梨崎のナインがそれぞれのポジションに広がっていく。

先発は土肥。長身から角度のあるタイプ。下半身はほっそりとしているがお尻が大きくスタミナ十分だ。少し色黒で歯が白くその顔からは笑みを浮かべている。自信のある証拠だ。

「絶対打ち崩す」

僕は不思議なことに先程の試合よりも目の前の相手に集中していた。スパイクが地面をとらえる感触、バットのグリップの質感を感じながらバッターボックスに入った。

「打てるよー」
「先頭きろー」

彼は振りかぶり、挨拶がわりの真っ直ぐをど真ん中に投げ込んできた。

僕はそれを不思議なくらい力みなく捉えた。

「抜けたー!」

結果はセンター前ヒット。僕は心の中でガッツポーズをし、サインを見る。

押沢は●を見ていた。

「だから要注意だって言ったのに」と彼女は誰かに聞こえるかどうかわからないぐらい声で呟いた。

試合前の梨崎でのミーティング

「やはり、▪️は要注意だ。
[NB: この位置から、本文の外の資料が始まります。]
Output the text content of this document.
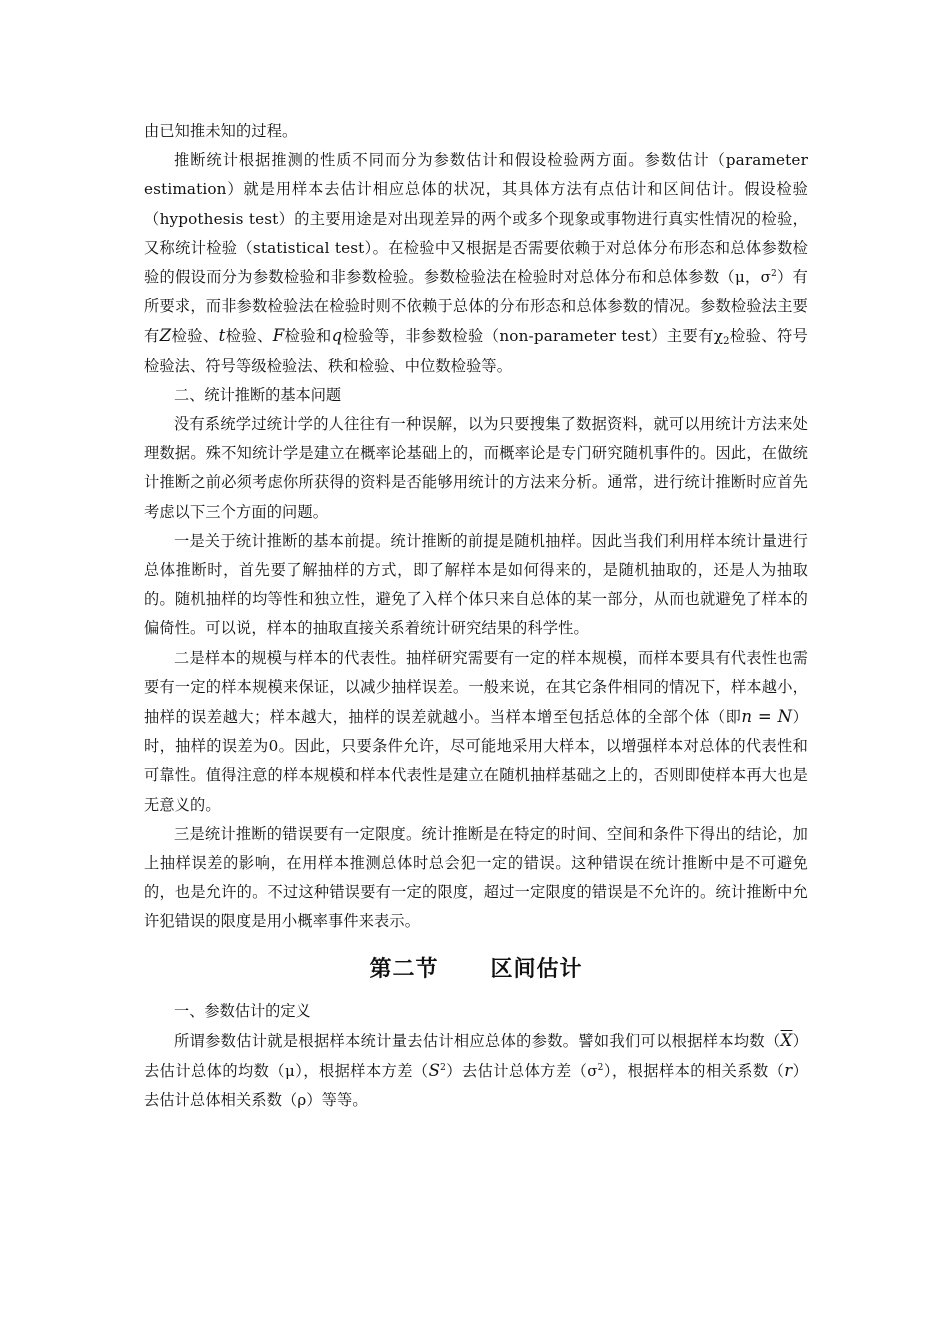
由已知推未知的过程。

推断统计根据推测的性质不同而分为参数估计和假设检验两方面。参数估计（parameter estimation）就是用样本去估计相应总体的状况，其具体方法有点估计和区间估计。假设检验（hypothesis test）的主要用途是对出现差异的两个或多个现象或事物进行真实性情况的检验，又称统计检验（statistical test）。在检验中又根据是否需要依赖于对总体分布形态和总体参数检验的假设而分为参数检验和非参数检验。参数检验法在检验时对总体分布和总体参数（μ，$\sigma^2$）有所要求，而非参数检验法在检验时则不依赖于总体的分布形态和总体参数的情况。参数检验法主要有Z检验、t检验、F检验和q检验等，非参数检验（non-parameter test）主要有$\chi_2$检验、符号检验法、符号等级检验法、秩和检验、中位数检验等。

二、统计推断的基本问题

没有系统学过统计学的人往往有一种误解，以为只要搜集了数据资料，就可以用统计方法来处理数据。殊不知统计学是建立在概率论基础上的，而概率论是专门研究随机事件的。因此，在做统计推断之前必须考虑你所获得的资料是否能够用统计的方法来分析。通常，进行统计推断时应首先考虑以下三个方面的问题。

一是关于统计推断的基本前提。统计推断的前提是随机抽样。因此当我们利用样本统计量进行总体推断时，首先要了解抽样的方式，即了解样本是如何得来的，是随机抽取的，还是人为抽取的。随机抽样的均等性和独立性，避免了入样个体只来自总体的某一部分，从而也就避免了样本的偏倚性。可以说，样本的抽取直接关系着统计研究结果的科学性。

二是样本的规模与样本的代表性。抽样研究需要有一定的样本规模，而样本要具有代表性也需要有一定的样本规模来保证，以减少抽样误差。一般来说，在其它条件相同的情况下，样本越小，抽样的误差越大；样本越大，抽样的误差就越小。当样本增至包括总体的全部个体（即n = N）时，抽样的误差为0。因此，只要条件允许，尽可能地采用大样本，以增强样本对总体的代表性和可靠性。值得注意的样本规模和样本代表性是建立在随机抽样基础之上的，否则即使样本再大也是无意义的。

三是统计推断的错误要有一定限度。统计推断是在特定的时间、空间和条件下得出的结论，加上抽样误差的影响，在用样本推测总体时总会犯一定的错误。这种错误在统计推断中是不可避免的，也是允许的。不过这种错误要有一定的限度，超过一定限度的错误是不允许的。统计推断中允许犯错误的限度是用小概率事件来表示。

第二节      区间估计

一、参数估计的定义

所谓参数估计就是根据样本统计量去估计相应总体的参数。譬如我们可以根据样本均数$(\overline{X})$去估计总体的均数（μ），根据样本方差$(S^2)$去估计总体方差$(\sigma^2)$，根据样本的相关系数（r）去估计总体相关系数（ρ）等等。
全国トップクラスなだけある。じっくり観察して、急所を突け」と梨崎の監督は選手を奮い立たせた。

「誰か何かあるか?」

「はい」と押沢は真剣な目で監督に向かって手を挙げた。

「一番の●くんって子も要注意です。」

「ほう、なぜかね?」

「勘です」

「また勘かよ」チームメイトからはそんな声が聞こえる

「まあよい、押沢の勘はよく当たる。公式戦のつもりで相手してやれ。」

「「はい!」」

場面戻る

「さっきは勘って言ったけどおそらく動体視力、柔軟性、野球IQ、適応力は彼も全国トップクラス。彼が無意識に立っているであろうポジショニングがほとんどデータがないはずの2軍選手の飛ばす方向と完全にマッチしていた。それに気づいているのは■と、さっきから●くんをずっと見てる▲って女。なにあいつ。」

2番の▲の打席はすでに1-2と追い込まれていた。

「なんとか塁を進めないと」

しかし、呆気なく三振に打ち取られた。

「さて、どうやってプレッシャーをかけようか」と■は打席に向かった。